Indeed, as Robin Ramsay of Lobster has pointed out, conspiracies in politics are more normal than not. The main check on reality is that the members of the human race are just not competent enough to do very much more than combine to seize a political party, force through a policy or conspire against the public's interest as producers. Very big global conspiracies are simply not credible because we are not that clever, competent or organised as a race - unless, of course, you really do believe that aliens are among us or that God or the gods work in mysterious ways.
Most actual conspiracies are small-scale and time-delimited, soon exposed by their own errors and inner tensions. Trusts are, for example, conspiracies. Governments certainly are.

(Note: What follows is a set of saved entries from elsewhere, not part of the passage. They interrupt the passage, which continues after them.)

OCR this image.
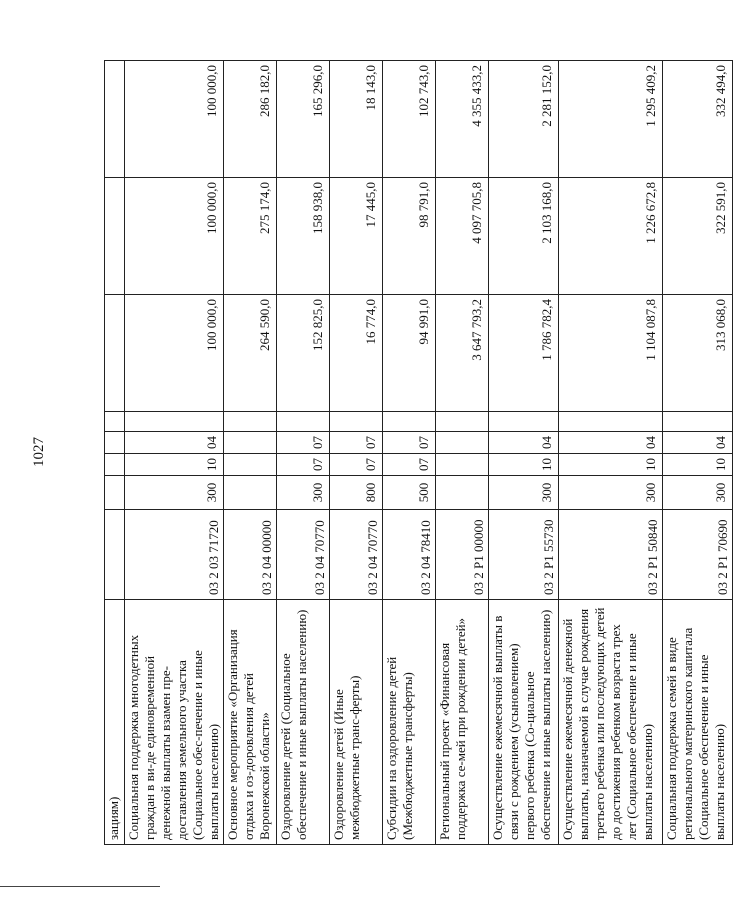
1027
зациям)								
Социальная поддержка многодетных граждан в ви-де единовременной денежной выплаты взамен пре-доставления земельного участка (Социальное обес-печение и иные выплаты населению)	03 2 03 71720	300	10	04		100 000,0	100 000,0	100 000,0
Основное мероприятие «Организация отдыха и оз-доровления детей Воронежской области»	03 2 04 00000					264 590,0	275 174,0	286 182,0
Оздоровление детей (Социальное обеспечение и иные выплаты населению)	03 2 04 70770	300	07	07		152 825,0	158 938,0	165 296,0
Оздоровление детей (Иные межбюджетные транс-ферты)	03 2 04 70770	800	07	07		16 774,0	17 445,0	18 143,0
Субсидии на оздоровление детей (Межбюджетные трансферты)	03 2 04 78410	500	07	07		94 991,0	98 791,0	102 743,0
Региональный проект «Финансовая поддержка се-мей при рождении детей»	03 2 P1 00000					3 647 793,2	4 097 705,8	4 355 433,2
Осуществление ежемесячной выплаты в связи с рождением (усыновлением) первого ребенка (Со-циальное обеспечение и иные выплаты населению)	03 2 P1 55730	300	10	04		1 786 782,4	2 103 168,0	2 281 152,0
Осуществление ежемесячной денежной выплаты, назначаемой в случае рождения третьего ребенка или последующих детей до достижения ребенком возраста трех лет (Социальное обеспечение и иные выплаты населению)	03 2 P1 50840	300	10	04		1 104 087,8	1 226 672,8	1 295 409,2
Социальная поддержка семей в виде регионального материнского капитала (Социальное обеспечение и иные выплаты населению)	03 2 P1 70690	300	10	04		313 068,0	322 591,0	332 494,0
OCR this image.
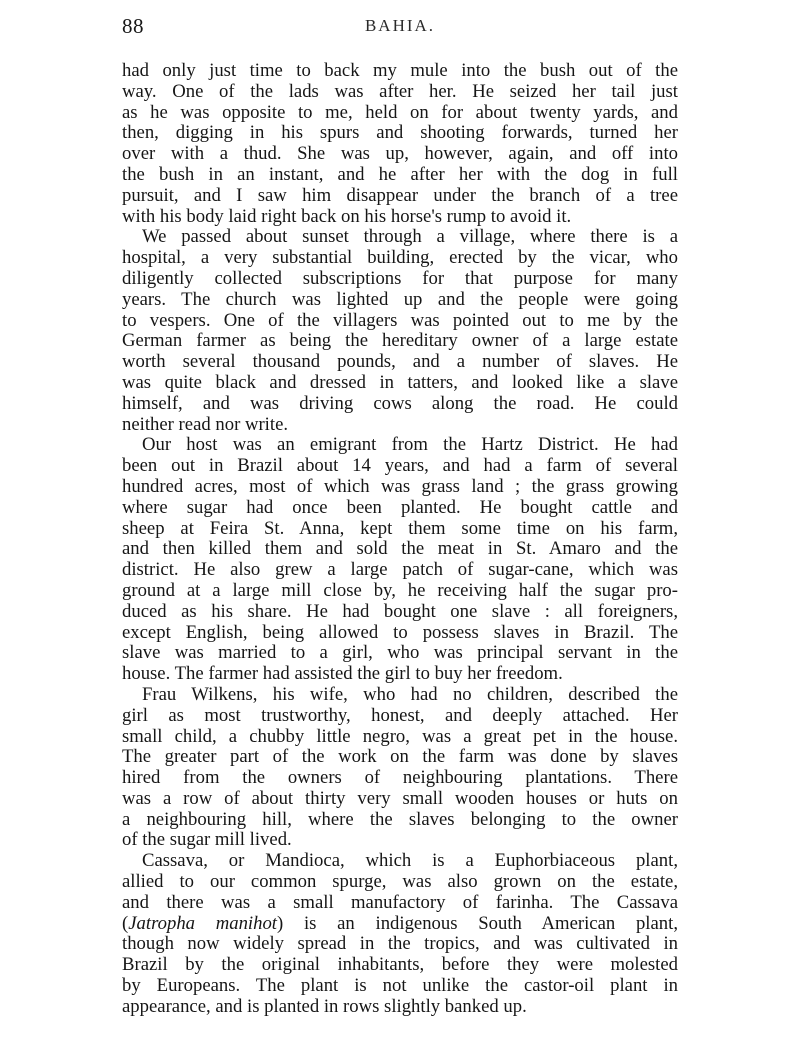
88	BAHIA.
had only just time to back my mule into the bush out of the
way. One of the lads was after her. He seized her tail just
as he was opposite to me, held on for about twenty yards, and
then, digging in his spurs and shooting forwards, turned her
over with a thud. She was up, however, again, and off into
the bush in an instant, and he after her with the dog in full
pursuit, and I saw him disappear under the branch of a tree
with his body laid right back on his horse's rump to avoid it.
We passed about sunset through a village, where there is a
hospital, a very substantial building, erected by the vicar, who
diligently collected subscriptions for that purpose for many
years. The church was lighted up and the people were going
to vespers. One of the villagers was pointed out to me by the
German farmer as being the hereditary owner of a large estate
worth several thousand pounds, and a number of slaves. He
was quite black and dressed in tatters, and looked like a slave
himself, and was driving cows along the road. He could
neither read nor write.
Our host was an emigrant from the Hartz District. He had
been out in Brazil about 14 years, and had a farm of several
hundred acres, most of which was grass land ; the grass growing
where sugar had once been planted. He bought cattle and
sheep at Feira St. Anna, kept them some time on his farm,
and then killed them and sold the meat in St. Amaro and the
district. He also grew a large patch of sugar-cane, which was
ground at a large mill close by, he receiving half the sugar pro-
duced as his share. He had bought one slave : all foreigners,
except English, being allowed to possess slaves in Brazil. The
slave was married to a girl, who was principal servant in the
house. The farmer had assisted the girl to buy her freedom.
Frau Wilkens, his wife, who had no children, described the
girl as most trustworthy, honest, and deeply attached. Her
small child, a chubby little negro, was a great pet in the house.
The greater part of the work on the farm was done by slaves
hired from the owners of neighbouring plantations. There
was a row of about thirty very small wooden houses or huts on
a neighbouring hill, where the slaves belonging to the owner
of the sugar mill lived.
Cassava, or Mandioca, which is a Euphorbiaceous plant,
allied to our common spurge, was also grown on the estate,
and there was a small manufactory of farinha. The Cassava
(Jatropha manihot) is an indigenous South American plant,
though now widely spread in the tropics, and was cultivated in
Brazil by the original inhabitants, before they were molested
by Europeans. The plant is not unlike the castor-oil plant in
appearance, and is planted in rows slightly banked up.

Which brings us to yet another sub-genre - the political or crime thriller which investigates corruption or organised crime and its relation to politics - or makes these its background. A good example is Red Harvest by Dashiell Hammett which is said to have later inspired the Japanese film Yojimbo and so A Fistful of Dollars, but more properly Miller's Crossing.
What is interesting is that whereas macro-conspiracy literature (grail bloodlines, templars, rosicrucians, illuminati and so on) tends to look backward and be traditionalist and right-wing, micro-conspiracy literature, where it is just a backdrop to a story about organised crime and political corruption, tends to be progressive, radical and left-wing. Hammett was definitely a Communist.
So macro-conspiracy is a bookish response to anxieties about the unaccountable mob - after all, what is Lovecraft's Cthulhu myth but an alien conspiracy against good order - whereas micro-conspiracy is an angry individualistic response to the way raw power is exercised against the public interest - or is that too simplistic?
The conspiracy thriller (or paranoid thriller) is a subgenre of the thriller. A common theme in such works is that characters discovering a secretive conspiracy may be unable to tell what is true about the conspiracy, or even what is real: rumors, lies, propaganda, and counter-propaganda build upon one another until what is conspiracy and what is coincidence becomes an undecidable question. The protagonists of conspiracy thrillers are often journalists or amateur investigators who find themselves (often inadvertently) pulling on a small thread which unravels a vast conspiracy that ultimately goes "all the way to the top".
Is it correct? Or can conspiracy be more accurately viewed as a lense on other genres (fantasy, mystery maybe even romance?)